Species of woodpecker

The spotted piculet (Picumnus pygmaeus) is a species of bird in subfamily Picumninae of the woodpecker family Picidae. It is endemic to Brazil.

==Taxonomy and systematics==

The spotted piculet is monotypic. However, some authors have suggested that the varzea piculet (P. varzeae) might be a subspecies of it. Others have suggested that it should be treated as having two subspecies, the nominate and P. p. distinctus.

==Description==

The spotted piculet is about 10 cm long. Adult males have a black cap with a red patch on the forehead and white spots on the rest of it. Their face is mostly dark brown with white tips on some feathers. Their upperparts are mostly dark brown whose feathers have black and white tips. Their rump is paler. Their flight feathers are dark brown with buff or cinnamon-buff edges and tips on the secondaries and tertials. Their tail is blackish; the innermost pair of feathers have mostly white inner webs and the outer two pairs have a white patch near the end. Their chin, throat, and sides of the neck are black and white in a variable pattern. Their underparts are light to darkish brown, usually with a rufous tinge, and large black and white spots. Adult females are identical but for no red on the forehead. Juveniles are generally duller than adults and their dots are less distinct.

==Distribution and habitat==

The spotted piculet is found only in northeastern Brazil, in an area bounded by central Maranhão, Pernambuco, northeastern Goiás, and extreme northern Minas Gerais.
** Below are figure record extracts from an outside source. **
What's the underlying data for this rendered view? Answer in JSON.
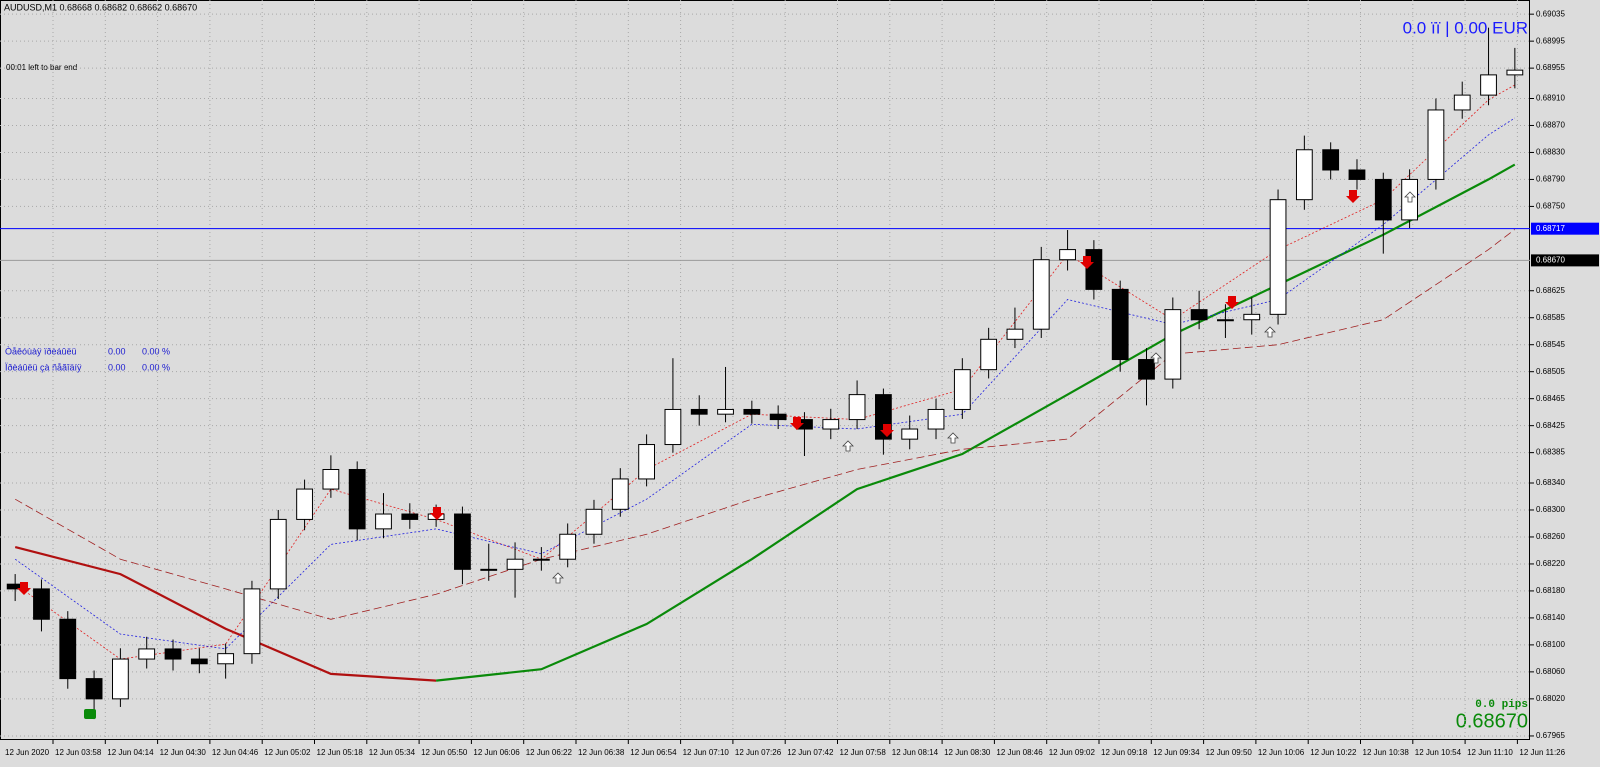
{
  "header": "AUDUSD,M1  0.68668 0.68682 0.68662 0.68670",
  "timer": "00:01 left to bar end",
  "account": "0.0 ïï | 0.00 EUR",
  "profit_table": [
    [
      "Òåêóùàÿ ïðèáûëü",
      "0.00",
      "0.00 %"
    ],
    [
      "Ïðèáûëü çà ñåãîäíÿ",
      "0.00",
      "0.00 %"
    ]
  ],
  "pips": "0.0 pips",
  "price": "0.68670",
  "chart_data": {
    "type": "candlestick",
    "ylim": [
      0.67959,
      0.69056
    ],
    "yticks": [
      0.69035,
      0.68995,
      0.68955,
      {
        "value": 0.6891,
        "label": "0.68910"
      },
      {
        "value": 0.6887,
        "label": "0.68870"
      },
      {
        "value": 0.6883,
        "label": "0.68830"
      },
      {
        "value": 0.6879,
        "label": "0.68790"
      },
      {
        "value": 0.6875,
        "label": "0.68750"
      },
      0.68625,
      0.68585,
      0.68545,
      0.68505,
      0.68465,
      0.68425,
      0.68385,
      {
        "value": 0.6834,
        "label": "0.68340"
      },
      {
        "value": 0.683,
        "label": "0.68300"
      },
      {
        "value": 0.6826,
        "label": "0.68260"
      },
      {
        "value": 0.6822,
        "label": "0.68220"
      },
      {
        "value": 0.6818,
        "label": "0.68180"
      },
      {
        "value": 0.6814,
        "label": "0.68140"
      },
      {
        "value": 0.681,
        "label": "0.68100"
      },
      {
        "value": 0.6806,
        "label": "0.68060"
      },
      {
        "value": 0.6802,
        "label": "0.68020"
      },
      0.67965
    ],
    "grid": true,
    "x_labels": [
      "12 Jun 2020",
      "12 Jun 03:58",
      "12 Jun 04:14",
      "12 Jun 04:30",
      "12 Jun 04:46",
      "12 Jun 05:02",
      "12 Jun 05:18",
      "12 Jun 05:34",
      "12 Jun 05:50",
      "12 Jun 06:06",
      "12 Jun 06:22",
      "12 Jun 06:38",
      "12 Jun 06:54",
      "12 Jun 07:10",
      "12 Jun 07:26",
      "12 Jun 07:42",
      "12 Jun 07:58",
      "12 Jun 08:14",
      "12 Jun 08:30",
      "12 Jun 08:46",
      "12 Jun 09:02",
      "12 Jun 09:18",
      "12 Jun 09:34",
      "12 Jun 09:50",
      "12 Jun 10:06",
      "12 Jun 10:22",
      "12 Jun 10:38",
      "12 Jun 10:54",
      "12 Jun 11:10",
      "12 Jun 11:26"
    ],
    "up_color": "#ffffff",
    "down_color": "#000000",
    "open": [
      0.6819,
      0.68183,
      0.68138,
      0.6805,
      0.6802,
      0.68079,
      0.68094,
      0.68079,
      0.68072,
      0.68087,
      0.68183,
      0.68286,
      0.68331,
      0.6836,
      0.68272,
      0.68294,
      0.68286,
      0.68294,
      0.68212,
      0.68212,
      0.68227,
      0.68227,
      0.68264,
      0.68301,
      0.68346,
      0.68397,
      0.68449,
      0.68442,
      0.68449,
      0.68442,
      0.68434,
      0.6842,
      0.68434,
      0.68471,
      0.68405,
      0.6842,
      0.68449,
      0.68508,
      0.68553,
      0.68568,
      0.68671,
      0.68686,
      0.68627,
      0.68523,
      0.68494,
      0.68597,
      0.68582,
      0.68582,
      0.6859,
      0.6876,
      0.68834,
      0.68804,
      0.6879,
      0.6873,
      0.6879,
      0.68893,
      0.68915,
      0.68945
    ],
    "high": [
      0.68205,
      0.68197,
      0.6815,
      0.68062,
      0.68095,
      0.68112,
      0.68108,
      0.68095,
      0.68102,
      0.68195,
      0.683,
      0.68345,
      0.68381,
      0.68372,
      0.68325,
      0.6831,
      0.68308,
      0.68305,
      0.6825,
      0.68252,
      0.68245,
      0.6828,
      0.68315,
      0.68362,
      0.68412,
      0.68525,
      0.6847,
      0.68512,
      0.68462,
      0.68455,
      0.68445,
      0.6845,
      0.68492,
      0.6848,
      0.6844,
      0.68465,
      0.68525,
      0.6857,
      0.686,
      0.6869,
      0.68715,
      0.687,
      0.6864,
      0.6854,
      0.68615,
      0.68625,
      0.68605,
      0.68615,
      0.68775,
      0.68855,
      0.68845,
      0.6882,
      0.688,
      0.68805,
      0.6891,
      0.68935,
      0.69015,
      0.68985
    ],
    "low": [
      0.68165,
      0.6812,
      0.68035,
      0.6799,
      0.68008,
      0.68065,
      0.68062,
      0.68058,
      0.6805,
      0.68072,
      0.68168,
      0.6827,
      0.68318,
      0.68255,
      0.68258,
      0.68272,
      0.68275,
      0.6819,
      0.68195,
      0.6817,
      0.6821,
      0.68215,
      0.6825,
      0.6829,
      0.68335,
      0.68385,
      0.68425,
      0.6843,
      0.68428,
      0.6842,
      0.6838,
      0.68405,
      0.6842,
      0.68382,
      0.6839,
      0.68405,
      0.68435,
      0.68495,
      0.6854,
      0.68555,
      0.68655,
      0.68612,
      0.68505,
      0.68455,
      0.6848,
      0.68568,
      0.68555,
      0.6856,
      0.68575,
      0.68745,
      0.6879,
      0.68775,
      0.6868,
      0.68718,
      0.68775,
      0.6888,
      0.689,
      0.68925
    ],
    "close": [
      0.68183,
      0.68138,
      0.6805,
      0.6802,
      0.68079,
      0.68094,
      0.68079,
      0.68072,
      0.68087,
      0.68183,
      0.68286,
      0.68331,
      0.6836,
      0.68272,
      0.68294,
      0.68286,
      0.68294,
      0.68212,
      0.68212,
      0.68227,
      0.68227,
      0.68264,
      0.68301,
      0.68346,
      0.68397,
      0.68449,
      0.68442,
      0.68449,
      0.68442,
      0.68434,
      0.6842,
      0.68434,
      0.68471,
      0.68405,
      0.6842,
      0.68449,
      0.68508,
      0.68553,
      0.68568,
      0.68671,
      0.68686,
      0.68627,
      0.68523,
      0.68494,
      0.68597,
      0.68582,
      0.68582,
      0.6859,
      0.6876,
      0.68834,
      0.68804,
      0.6879,
      0.6873,
      0.6879,
      0.68893,
      0.68915,
      0.68945,
      0.68952
    ],
    "line_x": [
      0,
      4,
      8,
      12,
      16,
      20,
      24,
      28,
      32,
      36,
      40,
      44,
      48,
      52,
      56,
      57
    ],
    "lines": [
      {
        "color": "#b01010",
        "width": 2.2,
        "dash": "none",
        "values": [
          0.68245,
          0.68205,
          0.68124,
          0.68057,
          0.68047,
          null,
          null,
          null,
          null,
          null,
          null,
          null,
          null,
          null,
          null,
          null
        ]
      },
      {
        "color": "#0a8a0a",
        "width": 2.2,
        "dash": "none",
        "values": [
          null,
          null,
          null,
          null,
          0.68047,
          0.68064,
          0.68131,
          0.68227,
          0.68331,
          0.68383,
          0.68471,
          0.6856,
          0.68634,
          0.68708,
          0.6879,
          0.68812
        ]
      },
      {
        "color": "#e02020",
        "width": 0.8,
        "dash": "2,2",
        "values": [
          0.6819,
          0.68079,
          0.68101,
          0.68331,
          0.68286,
          0.68227,
          0.6836,
          0.68442,
          0.68434,
          0.68479,
          0.68679,
          0.68582,
          0.68686,
          0.6876,
          0.68908,
          0.6893
        ]
      },
      {
        "color": "#2020e0",
        "width": 0.8,
        "dash": "2,2",
        "values": [
          0.68227,
          0.68116,
          0.68094,
          0.68249,
          0.68272,
          0.68235,
          0.68316,
          0.68427,
          0.6842,
          0.68442,
          0.68612,
          0.68575,
          0.68612,
          0.68723,
          0.68856,
          0.68881
        ]
      },
      {
        "color": "#a02020",
        "width": 0.8,
        "dash": "8,4",
        "values": [
          0.68316,
          0.68227,
          0.68183,
          0.68138,
          0.68175,
          0.68227,
          0.68264,
          0.68316,
          0.6836,
          0.6839,
          0.68405,
          0.68531,
          0.68545,
          0.68582,
          0.68686,
          0.68716
        ]
      }
    ],
    "hlines": [
      {
        "value": 0.68717,
        "label": "0.68717",
        "color": "#0000ff"
      },
      {
        "value": 0.6867,
        "label": "0.68670",
        "color": "#9a9a9a"
      }
    ]
  }
}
It inhabits dry open woodland and caatinga shrublands.

==Behavior==
===Movement===

As far as is known, the spotted piculet is a year-round resident throughout its range.

===Feeding===

Nothing is known about the spotted piculet's foraging technique or diet.

===Breeding===

The spotted piculet's breeding biology is essentially unknown. Nest building has been noted in December and a female was observed feeding a grown chick in October.

===Vocalization===

One author described the spotted piculet's vocalization as a "very high-pitched, squeaky 'tsirrrrr, tsi, tsi, tsi'." Another described it as a "very high, descending, fast, chivering trill 'ttrrrruh'."

==Status==

The IUCN has assessed the spotted piculet as being of Least Concern. It has a large range but its population size and trend are not known. No immediate threats have been determined. The lack of knowledge about the species could be due to its being uncommon but it is possibly simply overlooked.